To do that open and edit the file
/lib/systemd/system/varnish.service
and you will see something like this:
[Unit] Description=Varnish HTTP accelerator Documentation=https://www.varnish-cache.org/docs/4.1/ man:varnishd [Service] Type=simple LimitNOFILE=131072 LimitMEMLOCK=infinity ExecStart=/usr/sbin/varnishd -j unix,user=vcache -F -a :6081 -T :6082 -f /etc/varnish/default.vcl -S /etc/varnish/secret -s malloc,256M ExecReload=/usr/share/varnish/reload-vcl ProtectSystem=full ProtectHome=true PrivateTmp=true PrivateDevices=true [Install] WantedBy=multi-user.target
In order to make it work, you will need to update the section inside the line ExecStart and replace it for the required configuration:
ExecStart=/usr/sbin/varnishd -j unix,user=vcache -F -a :6081 -T :6082 -f /etc/varnish/default.vcl -S /etc/varnish/secret -s malloc,3G
After you are done with that, you need to reload the service daemon:Â systemctl daemon-reload
and then restart Varnish.
How to configure to PURGE Cache
There are 2 ways to clear the Varnish cache:
- Restart Varnish service.
- Send a PURGE request to Varnish server.

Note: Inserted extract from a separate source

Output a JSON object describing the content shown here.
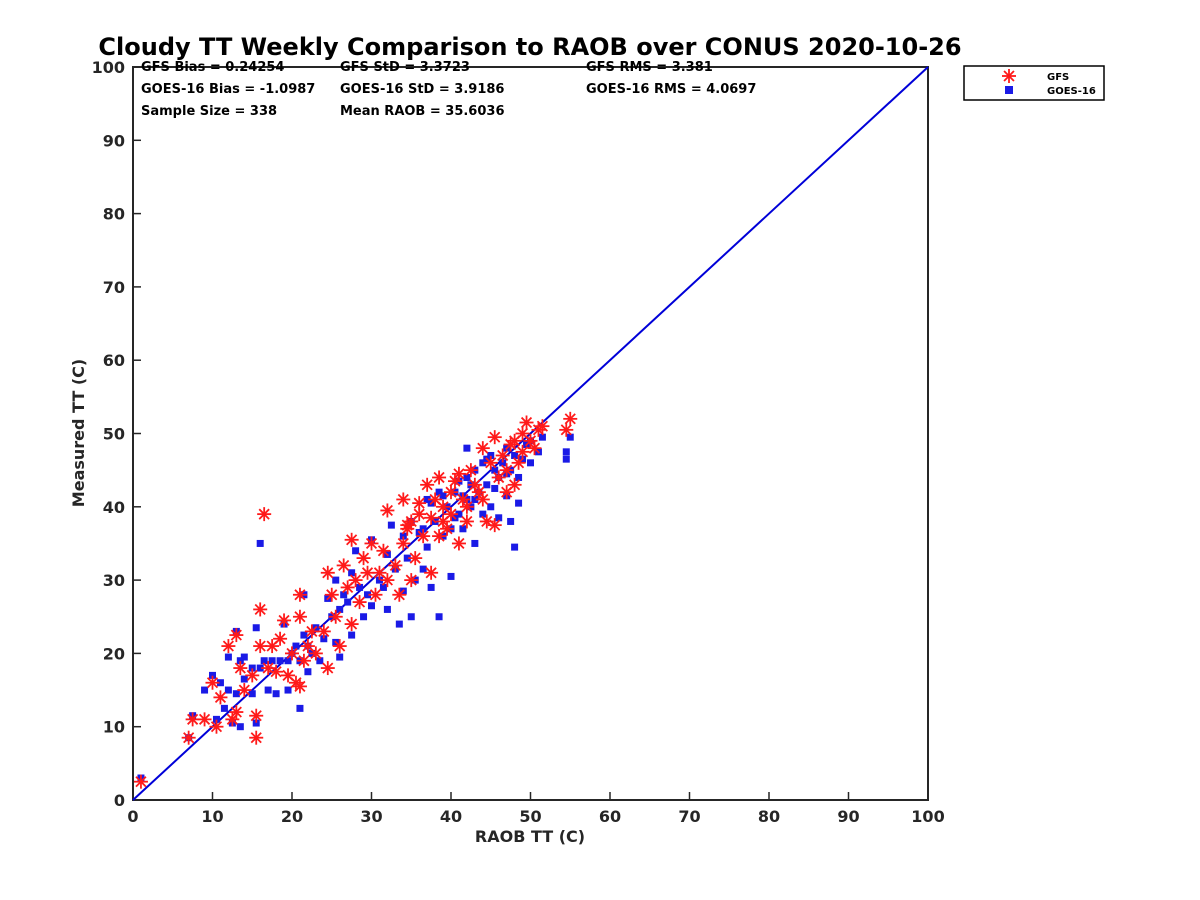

Restart Varnish It’s just about restarting the service:
sudo service varnish restart
But what we really need is to be able to send a PURGE request from the application server. It can be achieved by instructing the server to purge a specific PATH or all of them. By using CURL, the request would look like:
curl -X PURGE http://192.168.1.3:6181
By default Varnish won’t allow a PURGE request from an external server, so you need to allow requests from the application server. To do so, go and edit /etc/varnish/default.vcl
and find the purge section where you need to add the app server IP address:
acl purge { "localhost"; "127.0.0.1"; "192.168.1.2"/24; }
How to debug the PURGE
You will need to validate that everything is working correctly. For doing that, you can use the following command:
varnishlog -g request -q 'ReqMethod eq "PURGE"'
Then you can send a PURGE request and you should see something like this to confirm that PURGE request was received:
* << Request >> 1179851 - Begin req 1179850 rxreq - ReqStart 192.168.195.197 39700 - ReqMethod PURGE - ReqURL /.* - ReqProtocol HTTP/1.1 - ReqHeader Host: swapps.com - ReqHeader User-Agent: W3 Total Cache - ReqHeader Connection: close - ReqHeader X-Forwarded-For: 192.168.195.197 - VCL_call RECV - Timestamp Process: 1531199642.768541 0.000094 0.000094 - RespHeader Date: Tue, 10 Jul 2018 05:14:02 GMT - RespHeader Server: Varnish - RespHeader X-Varnish: 1179851 - RespProtocol HTTP/1.1 - RespStatus 200 - RespReason OK - RespReason Purged - End
A 200 OK status means everything went good and Varnish has cleared the cache for the requested URL, and you should have everything you need to start caching content on your server.
The next step if you haven’t done is to configure the rules of what content you want to cache and which not, but that’s topic for another blog post and It will highly depend on the type of application, framework or CMS used.